Il a également cité l'éminent politicien travailliste Avraham Burg qui a écrit :
"Après deux mille ans de lutte pour la survie, la réalité d'Israël est un État colonial, dirigé par une clique corrompue qui méprise et se moque de la loi et de la morale civique" [5].
Si rien ne change, Judt a déclaré :
"Dans une demi-décennie, Israël ne sera ni juif ni démocratique".
Il a ensuite prononcé l'"anathème" selon lequel
"le temps est venu de penser l'impensable", c'est-à-dire "la fin d'Israël en tant qu'État juif et l'établissement à sa place d'un État binational composé d'Israéliens et de Palestiniens".
Dans son essai, le professeur Judt explique que, par une caractéristique essentielle, Israël est tout à fait différent des précédents micro-États défensifs et peu sûrs nés de l'effondrement impérial, dans la mesure où il s'agit d'une démocratie, d'où son dilemme actuel dû à l'occupation des terres conquises en 1967. Israël, a-t-il dit, est confronté à trois "choix peu attrayants" :
Il peut démanteler les colonies juives dans les territoires occupés, revenir aux frontières de l'État de 1967 à l'intérieur desquelles les Juifs constituent une nette majorité, et rester ainsi à la fois un État juif et une démocratie, bien qu'avec une communauté constitutionnellement anormale de citoyens arabes de seconde classe ;
Il peut continuer à occuper la "Samarie", la "Judée" et Gaza, dont la population arabe ajoutée à celle de l'Israël actuel deviendra la majorité démographique, auquel cas Israël sera soit un État juif (avec une majorité de plus en plus grande de non-Juifs privés de leurs droits), soit une démocratie. Mais logiquement, il ne peut pas être les deux à la fois ;
Il peut garder le contrôle des territoires occupés mais se débarrasser de l'écrasante majorité de la population arabe, soit en l'expulsant par la force, soit en la privant de ses terres et de ses moyens de subsistance, ne lui laissant d'autre choix que l'exil. De cette manière, Israël pourrait en effet rester à la fois juif et au moins formellement démocratique, mais au prix de devenir la première démocratie moderne à mener un nettoyage ethnique à grande échelle en tant que projet d'État, ce qui condamnerait à jamais Israël au statut d'État hors-la-loi, de paria international.
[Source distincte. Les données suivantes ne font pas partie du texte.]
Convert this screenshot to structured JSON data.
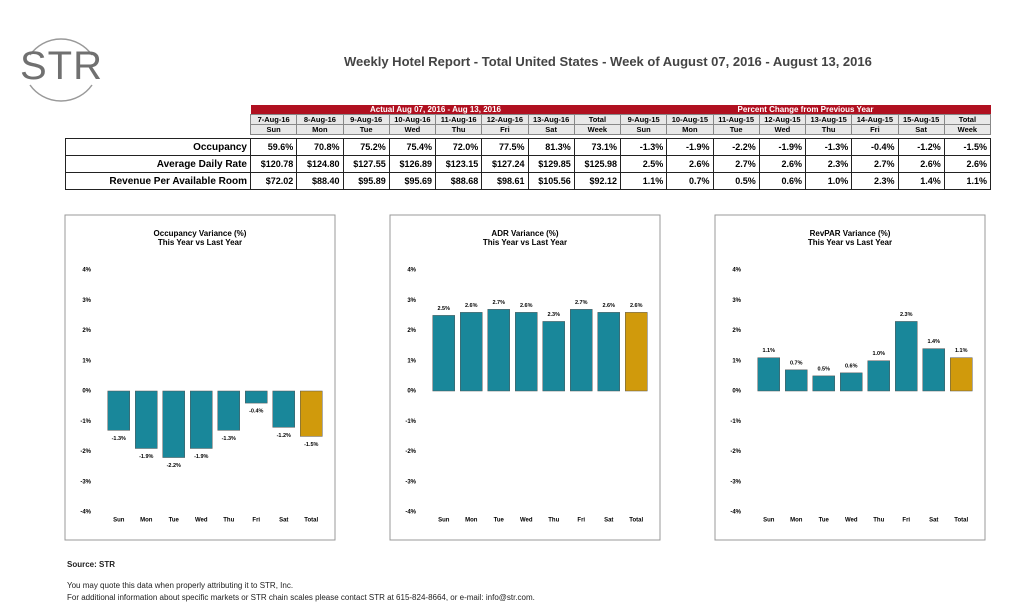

Comme le dit Judt, la tâche de l'historien est précisément de
"raconter ce qui est presque toujours une histoire inconfortable et d'expliquer pourquoi l'inconfort fait partie de la vérité dont nous avons besoin pour vivre bien et correctement. Une société bien organisée est une société dans laquelle nous connaissons la vérité nous concernant collectivement, et non une société dans laquelle nous racontons d'agréables mensonges à notre sujet".
Animé par une telle position de principe, il a réagi au flot de critiques de ses contradicteurs en réitérant sa conviction que la solution à la crise du Moyen-Orient réside à Washington. Sur ce point, a-t-il dit,
"il y a un large consensus. Pour cette raison, et parce que la réponse américaine au conflit israélo-palestinien est façonnée dans une large mesure par des considérations internes, mon essai s'adressait en premier lieu à un public américain, dans un effort pour ouvrir un sujet verrouillé. De nombreux lecteurs m'ont reproché de m'être engagé sans réfléchir sur un sujet aussi explosif, sans tenir compte des sensibilités en présence. Je respecte ces sentiments. Mais, comme Yael Dayan, je suis fort inquiet de la direction que prend la communauté juive américaine ; les réactions à l'essai suggèrent que cette inquiétude est tout à fait fondée".
Ajoutant :
"En réalité, le sionisme a toujours été en guerre et son identité même est une fonction du conflit, de la lutte et des revendications mutuellement exclusives sur l'histoire. Dès le départ, et bien avant que l'Holocauste ne puisse être invoqué pour atténuer ses effets, les dirigeants du projet sioniste ont considéré la population arabe autochtone de Palestine comme leur ennemi(e). Voici plus d'un siècle, l'écrivain sioniste Ahad Ha'Am [6] observait que les colons "traitent les Arabes avec hostilité et cruauté, empiètent injustement sur leurs territoires, les battent sans vergogne et sans raison suffisante, et se vantent de l'avoir fait". Dans la mesure où peu de choses ont changé, il est compréhensible que de nombreux lecteurs considèrent mes réflexions sur un État binational comme un fantasme insensé".
Jusqu'à sa mort en 2010, Judt est resté fidèle à ses principes.
Pour lui, "une injustice a été commise : comment la reconnaître et aller de l'avant ? En effet, l'existence même des Palestiniens a déjà fait l'objet de vives controverses. À la fin des années 1960, lors d'une réunion publique à Londres, Golda Meir, future première ministre d'Israël, m'a sèchement informé que je ne pouvais pas parler des "Palestiniens" puisqu'ils n'existaient pas".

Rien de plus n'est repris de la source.